To properly disprove the greater impact of NA engines compared to forced induction engines at high altitude, they would have needed to test the cars at sea level and then at altitude. This test only proves that any difference in the impact of the thinner air isnt significant enough to make up for the general performance advantages of the Mazda. Really, performance numbers for all three cars comparing their times at sea level and at high altitude would have been far more useful than comparing three cars at high altitude.

chrispy (not verified)    May 4, 2018 - 3:03PM

I think the noticible turbo-lag of the Fiat 1.6 is accountable for perhaps half a second (maybe more) difference 0-60 at sea-level, as boost is pulled/waste-gated on every manual-trans shift. This lag can only be exacerbated at altitude by the thinner air and lower ambient atmosperic pressure, as the turbo needs to reach a higher speed to produce as much boost (absolute air charge-density/pressure) as at sea level. A good tuner might be able to patch this up in the engine controller software without the need to switch to a turbo with a lower A/R ratio.
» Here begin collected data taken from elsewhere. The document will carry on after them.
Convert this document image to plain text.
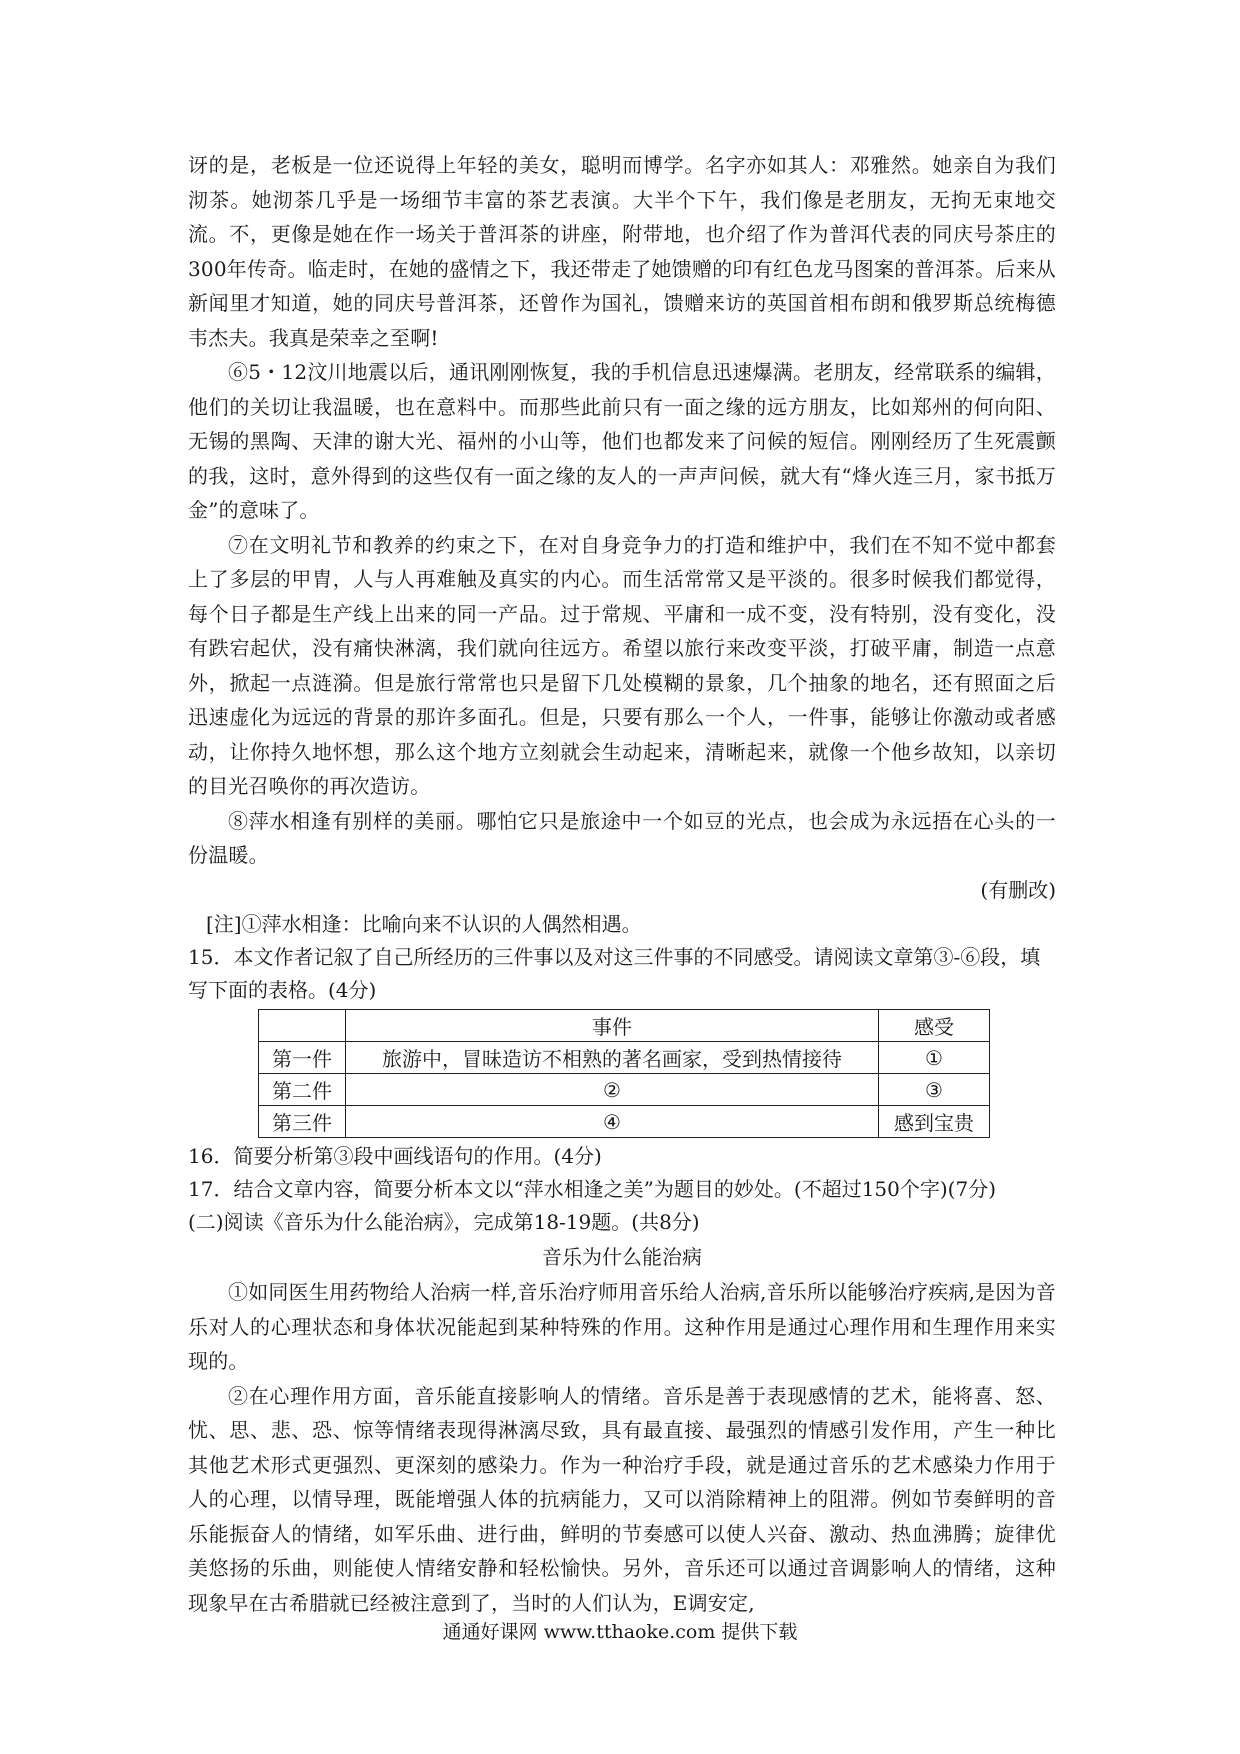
讶的是，老板是一位还说得上年轻的美女，聪明而博学。名字亦如其人：邓雅然。她亲自为我们沏茶。她沏茶几乎是一场细节丰富的茶艺表演。大半个下午，我们像是老朋友，无拘无束地交流。不，更像是她在作一场关于普洱茶的讲座，附带地，也介绍了作为普洱代表的同庆号茶庄的300年传奇。临走时，在她的盛情之下，我还带走了她馈赠的印有红色龙马图案的普洱茶。后来从新闻里才知道，她的同庆号普洱茶，还曾作为国礼，馈赠来访的英国首相布朗和俄罗斯总统梅德韦杰夫。我真是荣幸之至啊!

⑥5・12汶川地震以后，通讯刚刚恢复，我的手机信息迅速爆满。老朋友，经常联系的编辑，他们的关切让我温暖，也在意料中。而那些此前只有一面之缘的远方朋友，比如郑州的何向阳、无锡的黑陶、天津的谢大光、福州的小山等，他们也都发来了问候的短信。刚刚经历了生死震颤的我，这时，意外得到的这些仅有一面之缘的友人的一声声问候，就大有“烽火连三月，家书抵万金”的意味了。

⑦在文明礼节和教养的约束之下，在对自身竞争力的打造和维护中，我们在不知不觉中都套上了多层的甲胄，人与人再难触及真实的内心。而生活常常又是平淡的。很多时候我们都觉得，每个日子都是生产线上出来的同一产品。过于常规、平庸和一成不变，没有特别，没有变化，没有跌宕起伏，没有痛快淋漓，我们就向往远方。希望以旅行来改变平淡，打破平庸，制造一点意外，掀起一点涟漪。但是旅行常常也只是留下几处模糊的景象，几个抽象的地名，还有照面之后迅速虚化为远远的背景的那许多面孔。但是，只要有那么一个人，一件事，能够让你激动或者感动，让你持久地怀想，那么这个地方立刻就会生动起来，清晰起来，就像一个他乡故知，以亲切的目光召唤你的再次造访。

⑧萍水相逢有别样的美丽。哪怕它只是旅途中一个如豆的光点，也会成为永远捂在心头的一份温暖。

(有删改)

[注]①萍水相逢：比喻向来不认识的人偶然相遇。

15．本文作者记叙了自己所经历的三件事以及对这三件事的不同感受。请阅读文章第③-⑥段，填写下面的表格。(4分)

	事件	感受
第一件	旅游中，冒昧造访不相熟的著名画家，受到热情接待	①
第二件	②	③
第三件	④	感到宝贵

16．简要分析第③段中画线语句的作用。(4分)

17．结合文章内容，简要分析本文以“萍水相逢之美”为题目的妙处。(不超过150个字)(7分)

(二)阅读《音乐为什么能治病》，完成第18-19题。(共8分)

音乐为什么能治病

①如同医生用药物给人治病一样,音乐治疗师用音乐给人治病,音乐所以能够治疗疾病,是因为音乐对人的心理状态和身体状况能起到某种特殊的作用。这种作用是通过心理作用和生理作用来实现的。

②在心理作用方面，音乐能直接影响人的情绪。音乐是善于表现感情的艺术，能将喜、怒、忧、思、悲、恐、惊等情绪表现得淋漓尽致，具有最直接、最强烈的情感引发作用，产生一种比其他艺术形式更强烈、更深刻的感染力。作为一种治疗手段，就是通过音乐的艺术感染力作用于人的心理，以情导理，既能增强人体的抗病能力，又可以消除精神上的阻滞。例如节奏鲜明的音乐能振奋人的情绪，如军乐曲、进行曲，鲜明的节奏感可以使人兴奋、激动、热血沸腾；旋律优美悠扬的乐曲，则能使人情绪安静和轻松愉快。另外，音乐还可以通过音调影响人的情绪，这种现象早在古希腊就已经被注意到了，当时的人们认为，E调安定,

通通好课网 www.tthaoke.com 提供下载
Mike Lang (not verified)    April 30, 2019 - 8:18PM

I see so many reports that basically talk about the 124 turbo lag and summize the Mazda is better. For the Abarth, The source of the engines issue is not its turbo or the multi air engine. They are actually quite an amazing pair. They sadly are just delivered with some bad parts. The problem lies with a small part in the engine called the diverter valve. Rather than go for a metal part, They use a plastic part with a plastic plunger. This causes poor engagement and disengagement of the air diverter valve and leads to spotty acceleration. It also allows for air seepage as it does not seal well and also the plunger has a tendency to not close properly. The poor seal and when it doesn’t seal sends all that air elsewhere and not into the turbo which leads to the lag and poor pickup. I solved this with a part called GFB diverter valve sold online. It solves the engines lag and makes my abarth very reliable on pickup. It’s sad fca opted for such a poorly manufactured and frankly very brittle part but for turbo lovers I can’t stress enough that if you want a fast car, get the abarth 124 and spend a few dollars putting some better parts in it and you have a rocket. FCA parts are cheaper than Mazda and there are more performance upgrades that can be had for the money for this 1.4t. While it’s true you could just buy a Mazda and not buy aftermarket parts, what’s the fun in that when you end up in a car that everyone else has?

Cal (not verified)    December 17, 2020 - 11:40PM

In reply to by Mike Lang (not verified)

Though I agree with much of whatt Mike Lang has stated, the one part I do not agree with at all is cost of parts. I know of very few components that are in common between the Spider and the Miata in which the FCA's equivalent is of less cost. Typically it's the complete opposiate. Anything that's an OEM Mazda part that's rebranded as MOPAR will cost at least twice as much.

With upgarded components, many of which should have been incorporated as OEM on the Spider, and a decent tune, the Abarth will absolutely snot a Miata on the 1/4 mile, and don't even dream of a comparison on a twisty, curvy road course. The Abarth's suspension and tuning have proven over and over that iit's far superior once you enter that driving environment.